S04-Manager Heldt bleibt bis Saisonende auf Schalke

Die Hängepartie ist beendet, der Abschied aber nur verschoben. Schalke-Manager Horst Heldt wird seinen am Saisonende auslaufenden Vertrag erfüllen - und dann wohl gehen.

«Man muss Stand jetzt davon ausgehen, dass es ab 30. Juni einen neuen Manager auf Schalke geben wird», sagte der 45-Jährige sichtlich angegriffen am Dienstag auf einer kurzfristig einberufenen Pressekonferenz in Gelsenkirchen. «Ich habe hier einen klaren Auftrag, bin in der Verantwortung und werde diese bis Saisonende erfüllen.»

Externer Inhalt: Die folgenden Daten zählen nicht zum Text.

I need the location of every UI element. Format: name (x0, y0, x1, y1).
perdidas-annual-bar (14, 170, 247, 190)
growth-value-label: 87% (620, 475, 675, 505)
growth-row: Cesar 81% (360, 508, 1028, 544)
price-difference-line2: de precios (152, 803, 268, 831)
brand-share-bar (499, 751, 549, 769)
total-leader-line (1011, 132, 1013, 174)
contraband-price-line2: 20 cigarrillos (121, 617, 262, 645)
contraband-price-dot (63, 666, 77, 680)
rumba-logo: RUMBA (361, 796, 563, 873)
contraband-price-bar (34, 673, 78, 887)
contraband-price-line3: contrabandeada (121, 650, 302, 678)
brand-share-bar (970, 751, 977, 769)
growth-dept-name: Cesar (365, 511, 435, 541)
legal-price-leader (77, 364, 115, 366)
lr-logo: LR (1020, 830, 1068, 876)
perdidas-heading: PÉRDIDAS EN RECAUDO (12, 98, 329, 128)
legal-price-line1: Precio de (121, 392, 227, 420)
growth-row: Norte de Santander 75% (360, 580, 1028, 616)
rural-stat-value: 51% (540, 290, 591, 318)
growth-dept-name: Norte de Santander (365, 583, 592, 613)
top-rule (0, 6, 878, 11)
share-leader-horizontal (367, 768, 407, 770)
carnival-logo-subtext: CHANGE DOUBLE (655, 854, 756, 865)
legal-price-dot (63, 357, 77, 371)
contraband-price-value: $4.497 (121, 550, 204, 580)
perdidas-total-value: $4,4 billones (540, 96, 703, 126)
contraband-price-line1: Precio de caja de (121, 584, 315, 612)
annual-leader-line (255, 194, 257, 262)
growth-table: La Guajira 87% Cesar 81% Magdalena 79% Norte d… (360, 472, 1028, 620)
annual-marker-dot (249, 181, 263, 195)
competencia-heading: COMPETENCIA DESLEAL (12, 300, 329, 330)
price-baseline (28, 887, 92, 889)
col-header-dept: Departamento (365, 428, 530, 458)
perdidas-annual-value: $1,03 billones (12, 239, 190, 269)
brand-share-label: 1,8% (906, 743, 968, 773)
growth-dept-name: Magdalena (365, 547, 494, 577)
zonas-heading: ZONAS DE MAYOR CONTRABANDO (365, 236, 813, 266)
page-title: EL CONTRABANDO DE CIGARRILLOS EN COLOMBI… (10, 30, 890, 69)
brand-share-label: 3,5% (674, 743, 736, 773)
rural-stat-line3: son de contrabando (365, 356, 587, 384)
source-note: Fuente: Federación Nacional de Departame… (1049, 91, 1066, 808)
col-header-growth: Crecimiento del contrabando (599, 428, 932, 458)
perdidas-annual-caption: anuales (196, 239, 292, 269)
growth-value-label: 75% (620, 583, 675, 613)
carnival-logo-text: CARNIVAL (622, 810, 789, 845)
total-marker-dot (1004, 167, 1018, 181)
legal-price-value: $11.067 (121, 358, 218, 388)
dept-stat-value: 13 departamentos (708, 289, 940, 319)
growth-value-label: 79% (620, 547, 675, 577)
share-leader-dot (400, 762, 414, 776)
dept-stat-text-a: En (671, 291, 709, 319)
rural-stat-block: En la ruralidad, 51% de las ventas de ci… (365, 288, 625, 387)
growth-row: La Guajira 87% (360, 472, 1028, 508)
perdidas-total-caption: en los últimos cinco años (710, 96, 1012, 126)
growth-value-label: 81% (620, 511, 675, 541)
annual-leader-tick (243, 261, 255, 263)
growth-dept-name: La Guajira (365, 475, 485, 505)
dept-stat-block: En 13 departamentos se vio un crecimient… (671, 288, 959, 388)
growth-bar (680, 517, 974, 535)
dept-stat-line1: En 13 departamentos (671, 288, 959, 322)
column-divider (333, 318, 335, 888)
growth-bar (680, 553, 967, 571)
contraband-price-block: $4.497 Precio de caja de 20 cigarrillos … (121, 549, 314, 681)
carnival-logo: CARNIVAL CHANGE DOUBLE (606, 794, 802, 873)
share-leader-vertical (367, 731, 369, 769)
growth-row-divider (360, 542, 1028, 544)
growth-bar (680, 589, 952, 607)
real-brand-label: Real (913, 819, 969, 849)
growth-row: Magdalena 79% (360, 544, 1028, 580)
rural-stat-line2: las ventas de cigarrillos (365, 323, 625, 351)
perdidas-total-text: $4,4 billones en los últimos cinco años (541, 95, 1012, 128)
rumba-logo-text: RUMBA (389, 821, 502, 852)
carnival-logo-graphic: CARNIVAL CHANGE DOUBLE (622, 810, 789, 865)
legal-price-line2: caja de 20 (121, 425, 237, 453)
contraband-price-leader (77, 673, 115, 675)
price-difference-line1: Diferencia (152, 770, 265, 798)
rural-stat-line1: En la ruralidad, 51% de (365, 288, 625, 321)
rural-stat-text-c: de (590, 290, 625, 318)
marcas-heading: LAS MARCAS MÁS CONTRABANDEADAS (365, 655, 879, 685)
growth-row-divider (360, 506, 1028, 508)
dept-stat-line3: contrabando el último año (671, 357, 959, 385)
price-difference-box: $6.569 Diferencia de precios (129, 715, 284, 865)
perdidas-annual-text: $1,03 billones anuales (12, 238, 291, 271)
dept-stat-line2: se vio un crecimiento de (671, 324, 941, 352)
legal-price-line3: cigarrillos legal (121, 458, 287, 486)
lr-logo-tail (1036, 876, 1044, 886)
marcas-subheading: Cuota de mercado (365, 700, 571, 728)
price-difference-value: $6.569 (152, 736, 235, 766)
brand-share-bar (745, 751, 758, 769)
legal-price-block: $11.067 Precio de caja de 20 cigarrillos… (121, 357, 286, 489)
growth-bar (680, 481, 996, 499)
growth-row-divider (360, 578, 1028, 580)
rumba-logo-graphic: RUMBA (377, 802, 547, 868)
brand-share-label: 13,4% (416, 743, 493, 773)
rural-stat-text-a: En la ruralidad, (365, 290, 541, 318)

Die Fortsetzung der Arbeit beim Fußball-Bundesligisten bis Ende der Spielzeit wurde in einem zweiten Gespräch mit dem Aufsichtsrat um den Vorsitzenden Clemens Tönnies am Wochenende in Rheda-Wiedenbrück vereinbart. «Ich identifiziere mich zu hundert Prozent mit dem Verein, werde die Brocken jetzt nicht ad hoc hinwerfen, sondern mich der Situation stellen», erklärte Heldt

Damit beendete er Spekulationen um einen vorzeitigen Rückzug. Vor knapp zwei Wochen war öffentlich geworden, dass Tönnies hinter Heldts Rücken um ein Engagement des Mainzer Managers Christian Heidel geworben hatte. Zuvor soll der Vereinsboss schon versucht haben, dem Gladbacher Max Eberl den Wechsel nach Schalke schmackhaft gemacht zu haben. Das Verhältnis zwischen Tönnies und seinem Noch-Manager ist nach der verkorksten vergangenen Saison und dem krampfhaften Erreichen der Europa League gestört. Heldt wird die als Fehlgriff angesehene Verpflichtung von Roberto Di Matteo als Chefcoach angelastet.

«Ich hatte Momente, in denen ich dachte: Macht euren Scheiß doch alleine», gab Heldt ehrlich zu. «Ich bin aber nie einer gewesen, der wegläuft oder sich wegduckt. Ich habe hier auf Schalke einen klaren Auftrag, bin in der Verantwortung. Jetzt sei es wichtig, dieses Thema ruhen zu lassen. «Wir brauchen Klarheit und müssen uns auf die sportlichen Dinge konzentrieren», meinte er zwei Tage vor dem Europa-League-Spiel bei Sparta Prag und dem Derby am Sonntag bei Borussia Dortmund.

Ob Heidel, der bei FSV Mainz 04 noch einen Vertrag bis 2017 hat, bereits als Nachfolger feststehe, wisse Heldt nicht. «Als ich die Aufsichtsratssitzung verlassen habe, hat der Aufsichtsrat noch getagt», berichtete er. «Als ich dabei war, war der Name eines möglichen Nachfolgers kein Thema.»

Heldt will nun weiter seinen Job machen und im Winter die weitere Kaderplanung mit Trainer André Breitenreiter vorantreiben. Dabei will er sich nicht mit einem bis dahin vielleicht feststehenden Nachfolger absprechen: «Ich werde den Teufel tun. Entschuldigung, aber ich bin Vorstand von Schalke 04. Das habe ich nicht nötig.»

Bei den Planungen will er sich hingegen mit Breitenreiter abstimmen, der neben Heldt Platz genommen hatte, um missverständliche Äußerungen nach dem Ingolstadt-Spiel (1:1) über einen zu kleinen Kader und über sein Verhältnis zum Manager richtig zu stellen. «Wir haben den Kader bewusst klein gelassen, um der Mannschaft die Chance zu geben, sich zu entwickeln», sagte der Coach. Zunächst hatte es wie ein Vorwurf an Heldt geklungen. Zudem versicherte er noch einmal: «Wir verstehen uns gut und arbeiten vertrauensvoll zusammen.»